Reviews

William Tell (15)  |Close-Up Film Review

Dir: Nick Hamm, UK/Switzerland/Italy, 2024, 133 mins

Cast: Claes Bang, Connor Swindells

Review by .Carol Allen

William Tell is a legendary figure, a skilled archer who fought against the Austrian occupation of his native Switzerland and yes, who at one point was forced by the invaders to shoot an apple placed on his son’s head.  And that legendary episode is the opening shot of this film.

Writer/director Nick Hamm claims this costume drama is  based on and uses dialogue from a play of the same name by 18th century writer Friedrich Schiller, who wrote it in German and in blank verse – a  German bard indeed.  The basic plot of the Swiss hero fighting the Austrian oppressor is there but I doubt Schiller’s original had as much derring do as this version, which is largely a handsome, violent and very action filled historical drama with some surprisingly strong female characters.
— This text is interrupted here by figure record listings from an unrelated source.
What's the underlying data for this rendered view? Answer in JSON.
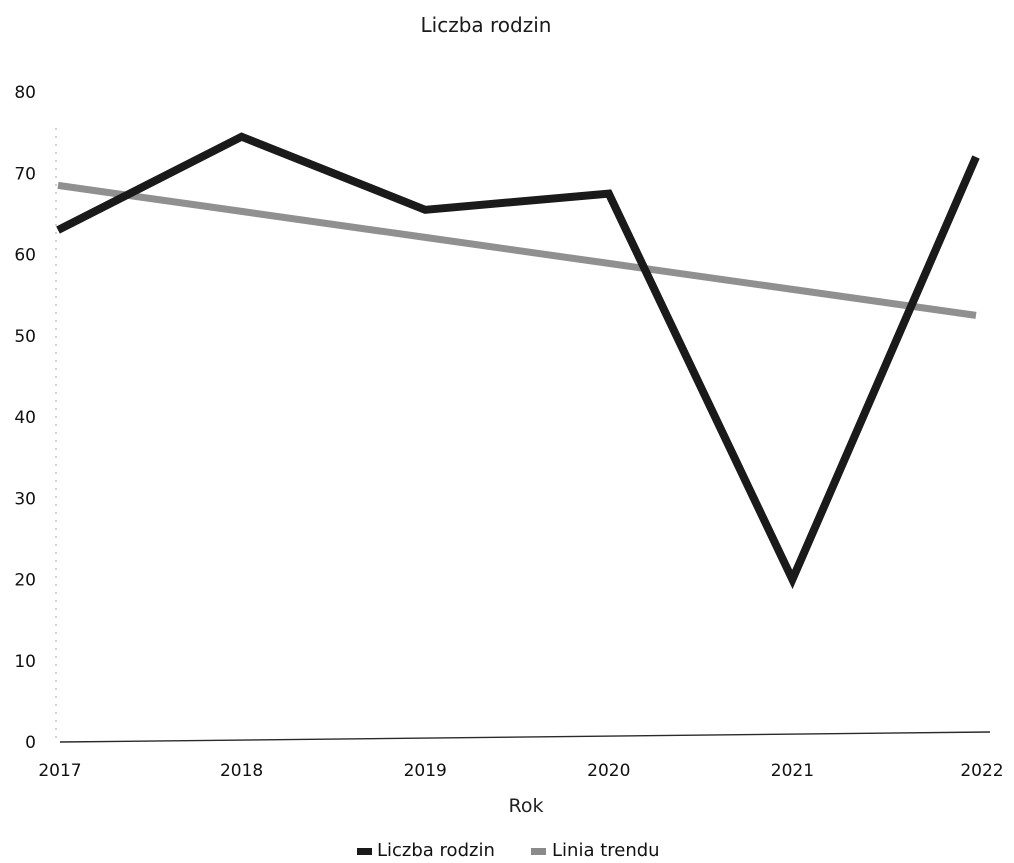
{
  "chart_data": {
    "type": "line",
    "title": "Liczba rodzin",
    "xlabel": "Rok",
    "ylabel": "",
    "x": [
      "2017",
      "2018",
      "2019",
      "2020",
      "2021",
      "2022"
    ],
    "ylim": [
      0,
      80
    ],
    "yticks": [
      0,
      10,
      20,
      30,
      40,
      50,
      60,
      70,
      80
    ],
    "grid": false,
    "legend_position": "bottom",
    "series": [
      {
        "name": "Liczba rodzin",
        "values": [
          63,
          74.5,
          65.5,
          67.5,
          20,
          72
        ],
        "color": "#1a1a1a"
      },
      {
        "name": "Linia trendu",
        "values": [
          68.5,
          65.3,
          62.1,
          58.9,
          55.7,
          52.5
        ],
        "color": "#8a8a8a"
      }
    ]
  }
}
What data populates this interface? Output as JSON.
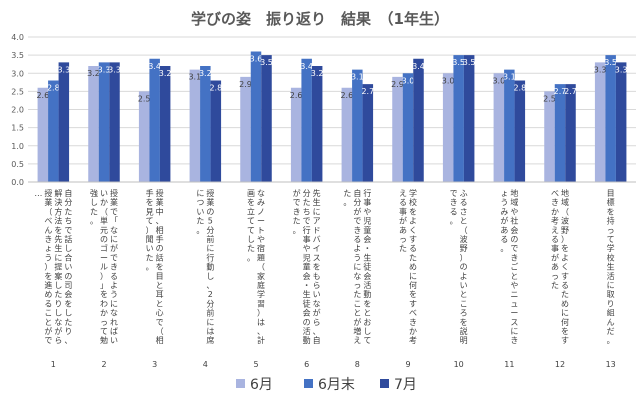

Danish actor Claes Bang looks handsome, has good presence and fighting skills in the title role and English actor Connor Swindells  is strong and suitably dislikeable and hissable as the villain Gessler, the intruder governor of Switzerland. Schiller’s tales has been appropriately modernised and diversified for the modern audience with some powerful female characters – Tell’s courageous Muslim wife Suna (Golshifteh Farahani) and his adopted son (Tobias Jowett) who is the apple target.  Relationships formed we’re told when he rescued the two of them during his exploits  in the Crusades.  And then there’s the Austrian king’s rebellious niece, Bertha (Ellie Bamber), who sides with the rebels. 

Also on hand is a villainous looking Ben Kingsley, leering from behind an eye patch as that same evil Austrian king and Jonathan Pryce as the much nicer Swiss monarch.

The battle scenes are very well executed and the scenery is a bit ravishing.  

But despite the cultural influence of Herr Schiller, the film comes over as a rather standard costume drama, reminiscent in some ways of those old 50s epics such as Ivanhoe or Robin Hood.   It’s all jolly good fun though, albeit a bit on the bloodthirsty side.